As a stream of cybercriminals, state-backed hackers and scammers continue to flood the zone with digital attacks and aggressive campaigns around the world, it’s no surprise that the maker of the ubiquitous Windows operating system focuses on security. Microsoft’s Patch Tuesday update releases often contain fixes for critical vulnerabilities, including vulnerabilities that are actively exploited by attackers around the world.

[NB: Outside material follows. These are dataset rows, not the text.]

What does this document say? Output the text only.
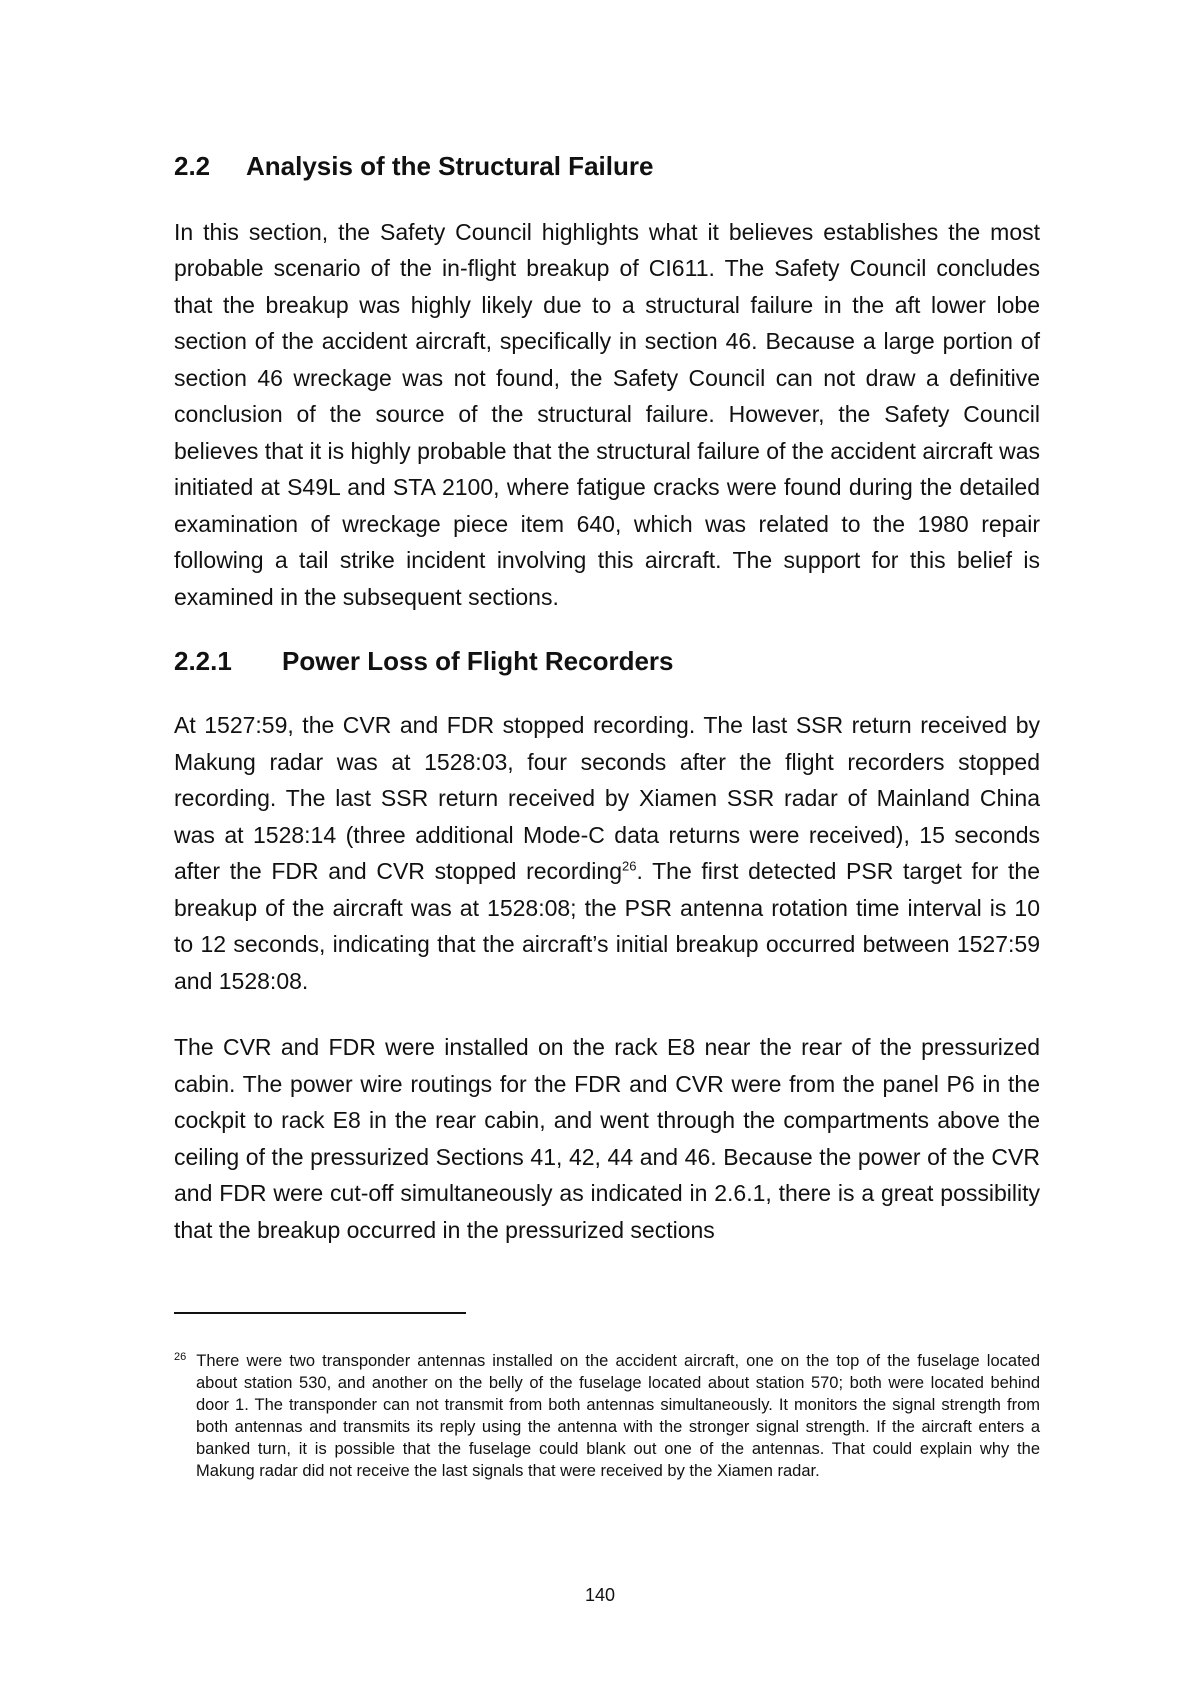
2.2 Analysis of the Structural Failure

In this section, the Safety Council highlights what it believes establishes the most probable scenario of the in-flight breakup of CI611. The Safety Council concludes that the breakup was highly likely due to a structural failure in the aft lower lobe section of the accident aircraft, specifically in section 46. Because a large portion of section 46 wreckage was not found, the Safety Council can not draw a definitive conclusion of the source of the structural failure. However, the Safety Council believes that it is highly probable that the structural failure of the accident aircraft was initiated at S49L and STA 2100, where fatigue cracks were found during the detailed examination of wreckage piece item 640, which was related to the 1980 repair following a tail strike incident involving this aircraft. The support for this belief is examined in the subsequent sections.

2.2.1 Power Loss of Flight Recorders

At 1527:59, the CVR and FDR stopped recording. The last SSR return received by Makung radar was at 1528:03, four seconds after the flight recorders stopped recording. The last SSR return received by Xiamen SSR radar of Mainland China was at 1528:14 (three additional Mode-C data returns were received), 15 seconds after the FDR and CVR stopped recording$^{26}$. The first detected PSR target for the breakup of the aircraft was at 1528:08; the PSR antenna rotation time interval is 10 to 12 seconds, indicating that the aircraft’s initial breakup occurred between 1527:59 and 1528:08.

The CVR and FDR were installed on the rack E8 near the rear of the pressurized cabin. The power wire routings for the FDR and CVR were from the panel P6 in the cockpit to rack E8 in the rear cabin, and went through the compartments above the ceiling of the pressurized Sections 41, 42, 44 and 46. Because the power of the CVR and FDR were cut-off simultaneously as indicated in 2.6.1, there is a great possibility that the breakup occurred in the pressurized sections

$^{26}$ There were two transponder antennas installed on the accident aircraft, one on the top of the fuselage located about station 530, and another on the belly of the fuselage located about station 570; both were located behind door 1. The transponder can not transmit from both antennas simultaneously. It monitors the signal strength from both antennas and transmits its reply using the antenna with the stronger signal strength. If the aircraft enters a banked turn, it is possible that the fuselage could blank out one of the antennas. That could explain why the Makung radar did not receive the last signals that were received by the Xiamen radar.
140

The company already has the required groups in place to identify weaknesses in its code (the “red team”) and develop solutions (the “blue team”). But recently, that format has evolved again to foster greater collaboration and interdisciplinary work in the hopes of catching even more errors and flaws before things start to escalate. Known as Microsoft Offensive Research & Security Engineering, or Morse, the department combines the red team , the blue team and the so-called green team, which focuses on finding flaws or eliminating weaknesses that the red team has found and solved more systemically through changes in the way things are done within an organization.
“People are convinced that you can’t move forward without investing in security,” said David Weston, Microsoft’s vice president of Enterprise and Operating System Security, who has been with the company for 10 years. “I’ve been in security for a long time. For most of my career, we were considered annoying. Now, if anything, leaders come up to me and say, ‘Dave, am I okay? Have we done everything we can?’ That has been an important change.”
Morse has been working to promote secure encryption practices at Microsoft so that fewer bugs end up in the company’s software in the first place. OneFuzz, an open source Azure testing framework, allows Microsoft developers to constantly automatically bombard their code with all sorts of unusual use cases to find flaws that would go unnoticed if the software was only used exactly as intended.
The combined team has also been at the forefront of promoting the use of more secure programming languages (such as Rust) across the company. And they’ve advocated embedding security analytics tools directly into the real software compiler used in the company’s production workflow. That change has had a big impact, Weston says, because it means developers aren’t doing hypothetical analysis in a simulated environment where some bugs can be overlooked a step away from real production.
The Morse team says the shift to proactive security has led to real progress. In a recent example, Morse members were vetting historical software—an important part of the group’s work, as much of the Windows codebase was developed before these extensive security reviews. While investigating how Microsoft had implemented Transport Layer Security 1.3, the fundamental cryptographic protocol used in networks such as the Internet for secure communications, Morse discovered a remotely exploitable bug that could have allowed attackers to gain access to targets’ devices.
As Mitch Adair, Microsoft’s chief security leader for Cloud Security, put it, “It would have been as bad as it gets. TLS is used to basically protect every single service product that Microsoft uses.”